年内最後の活動をおこなっているサッカー日本代表で、最も多くの人材を送り出しているクラブがある。けっしてビッグクラブとは言えない、ベルギーのシントトロイデンVVだ。来年おこなわれるワールドカップで優勝という大きな目標に掲げる日本代表を、欧州の小クラブはどのようにして支えているのか。サッカージャーナリスト大住良之が、その「マジック」をひも解く!
■スタジアムと関連施設は「前オーナー」が所有
だが、DMMは「プロサッカークラブ」という、いわば「ソフトウェア」を買い取っただけだった。

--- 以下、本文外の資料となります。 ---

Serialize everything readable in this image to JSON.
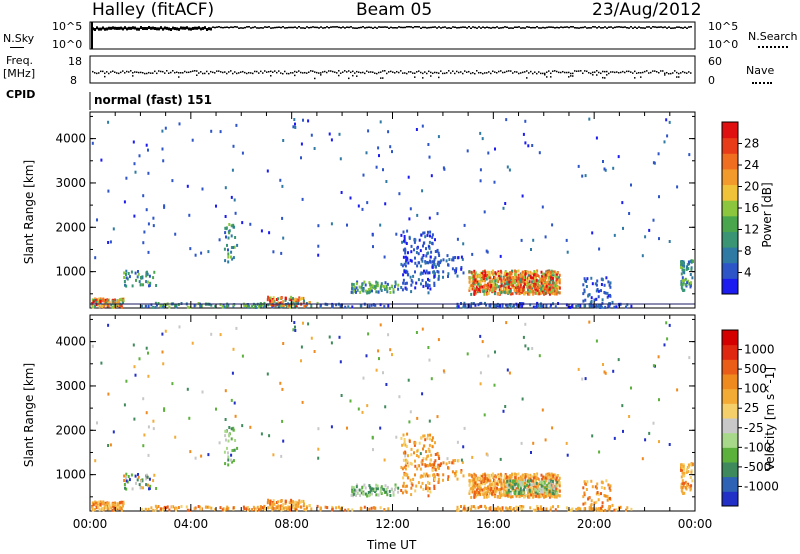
{
  "header": {
    "station": "Halley (fitACF)",
    "beam": "Beam 05",
    "date": "23/Aug/2012"
  },
  "top_panels": {
    "nsky": {
      "label": "N.Sky",
      "ticks": [
        "10^5",
        "10^0"
      ]
    },
    "nsearch": {
      "label": "N.Search",
      "ticks": [
        "10^5",
        "10^0"
      ]
    },
    "freq": {
      "label_line1": "Freq.",
      "label_line2": "[MHz]",
      "ticks": [
        "18",
        "8"
      ]
    },
    "nave": {
      "label": "Nave",
      "ticks": [
        "60",
        "0"
      ]
    },
    "cpid": {
      "label": "CPID",
      "value": "normal (fast) 151"
    }
  },
  "chart_data": [
    {
      "type": "heatmap",
      "name": "power",
      "ylabel": "Slant Range [km]",
      "xlabel": "",
      "x_ticks": [
        "00:00",
        "04:00",
        "08:00",
        "12:00",
        "16:00",
        "20:00",
        "00:00"
      ],
      "xlim_hours": [
        0,
        24
      ],
      "ylim": [
        180,
        4600
      ],
      "y_ticks": [
        1000,
        2000,
        3000,
        4000
      ],
      "colorbar": {
        "label": "Power [dB]",
        "range": [
          0,
          30
        ],
        "ticks": [
          "4",
          "8",
          "12",
          "16",
          "20",
          "24",
          "28"
        ],
        "colors": [
          "#1c1cf0",
          "#2d55c8",
          "#2f7aa5",
          "#3a9574",
          "#4aa64d",
          "#8cc63f",
          "#f0c23a",
          "#f29a2b",
          "#ef6e1f",
          "#e83b18",
          "#e11010"
        ]
      }
    },
    {
      "type": "heatmap",
      "name": "velocity",
      "ylabel": "Slant Range [km]",
      "xlabel": "Time UT",
      "x_ticks": [
        "00:00",
        "04:00",
        "08:00",
        "12:00",
        "16:00",
        "20:00",
        "00:00"
      ],
      "xlim_hours": [
        0,
        24
      ],
      "ylim": [
        180,
        4600
      ],
      "y_ticks": [
        1000,
        2000,
        3000,
        4000
      ],
      "colorbar": {
        "label": "Velocity [m s^-1]",
        "ticks": [
          "1000",
          "500",
          "100",
          "25",
          "-25",
          "-100",
          "-500",
          "-1000"
        ],
        "colors": [
          "#2230c8",
          "#2e62b4",
          "#3f8a5c",
          "#5cb03c",
          "#a8d98a",
          "#c8c8c8",
          "#f5cf6a",
          "#f3ab35",
          "#ef8a1e",
          "#ea5d18",
          "#e02810",
          "#d40000"
        ]
      }
    }
  ]
}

スタジアムとその関連施設は、現在も前オーナーのローラン・デュシャトレが所有している。
実業家であるとともにベルギーの国会議員であり、当時欧州でいくつものプロクラブを所有していたデュシャトレは、シントトロイデン駅から歩いても15分ほどの「スタイエン」というスタジアムを徹底的に商業化することを企画、2011年から2014年にかけて大改修工事を行い、現在のスタジアムを完成させた。
大きな特徴は、スタジアムに併設してショッピングセンターや貸事務所、ホテル、フィットネスセンターをつくったことだった。ホテルはこの町で最も近代的な設備を誇り、ショッピングセンターには試合がない日にもたくさんの人が訪れ、「スタイエン」は現在もデュシャトレ前会長に多大な利益をもたらしている。2023年2月には長野県安曇野市の「大王わさび農場」が命名権を獲得し、「大王わさびスタイエン」となった。
スタジアムの収容は1万1756人と小ぶり。柏レイソルの「三協フロンテア柏スタジアム」と同程度の規模と言えるだろう。ただ、ピッチは人工芝。気候的な問題でも、天然芝ピッチの管理費節約のためではない。ピッチの下に800台も収容する駐車場をつくるためだった。この駐車場が、現在、ショッピングセンターやホテルを成功させている。ピッチを人工芝にすることで「軽量化」を図り、駐車場をつくるというアイデアは卓抜だった。